For a bank to be part of the Fund, it must be registered by the CBN and be issued final license; must be enrolled with the Fund by depositing the minimum amount required; must be a member of the association; must have registered a collateral with us, pay its dues regularly and be willing to open its books and doors to us.

Considering the Nigerian factor, how realistic is the Fund?

Once a bank doesn’t contribute to the Fund, it can’t partake and if a bank goes under because it refused to register with the Fund, the management of such bank would have no_one but itself to blame.

The minimum contribution is going to be very easy for any bank to comply with, but a bank can’t have access to the Fund if the contribution is not complete.

Secondly, we won’t give a bank the money and relax.

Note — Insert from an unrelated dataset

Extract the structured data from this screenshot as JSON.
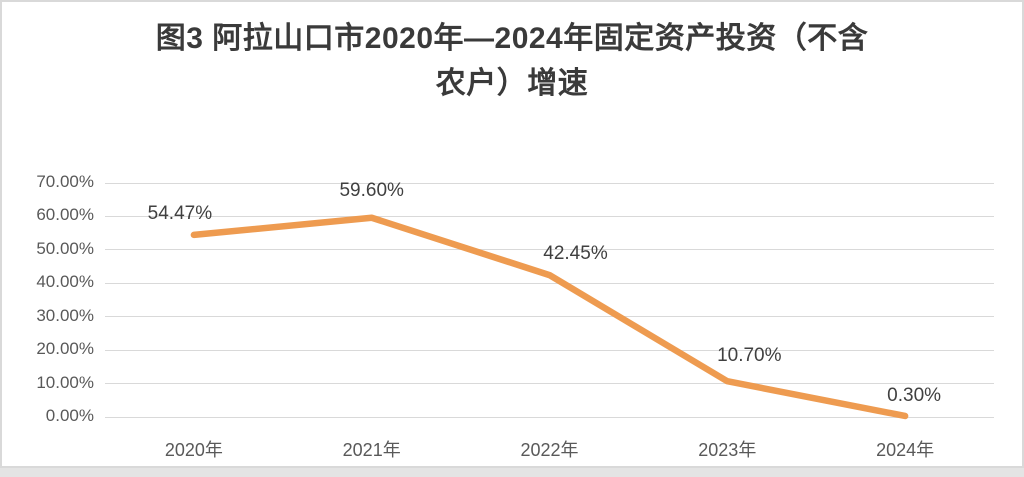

If a bank needs N2 million, we will give the bank an amount we are sure would keep it afloat till we conclude our investigations before we then give you the full amount needed.

How would the exact amount needed by a distressed bank be determined?

Firstly, we are all microfinance banks and we know ourselves, and this is a major difference between us and the CBN. I know the banks because I’m involved.

Secondly, we have a technical committee that will investigate the cause of the shortage. So while the money is being processed, our technical committee members would be carrying out investigations at the bank.

The management team would move in to see what the problem really is and once the problem is determined, we will look at the recommendation as to how the problem can be resolved.

If the bank doesn’t want to resolve the matter, we have no choice but to withdraw our money, which is very simple since all we have to do is to realise the collateral.

What are the terms of repayment by the banks?

First and foremost, we have to consider the nature of the problem the bank had. This is because the Fund is not there to favour a particular board or management but to help solve an issue.

The truth is that the money will be with the bank for whatever period of time it would need to solve its problems.

So once the problem is solved, there will be a determined procedure for fund withdrawal that would not lead to the problem again. The essence of the Fund is to ensure that the bank doesn’t go down.

Since the Fund is aimed at reducing the rate of illiquidity in the sector, are you working in partnership with the CBN?

We have spoken to officials of the CBN and they are delighted with the idea. They equally promised to render whatever assistance we might need in the process of making the Fund a reality. But it is up to them to decide if they will contribute towards the Fund or not.

There is something about government funds that makes me restless. Everything government gets involved with comes with rules, regulations and control, some of which may not be conducive with the other party.

If the CBN is to contribute towards the Fund, there are tendencies that it would come with its problems and limitations which would hinder our progress.

But if they come up with money, we would accept it only when we are in agreement with the terms and conditions, but I’ll prefer if they don’t contribute so that we can run our show.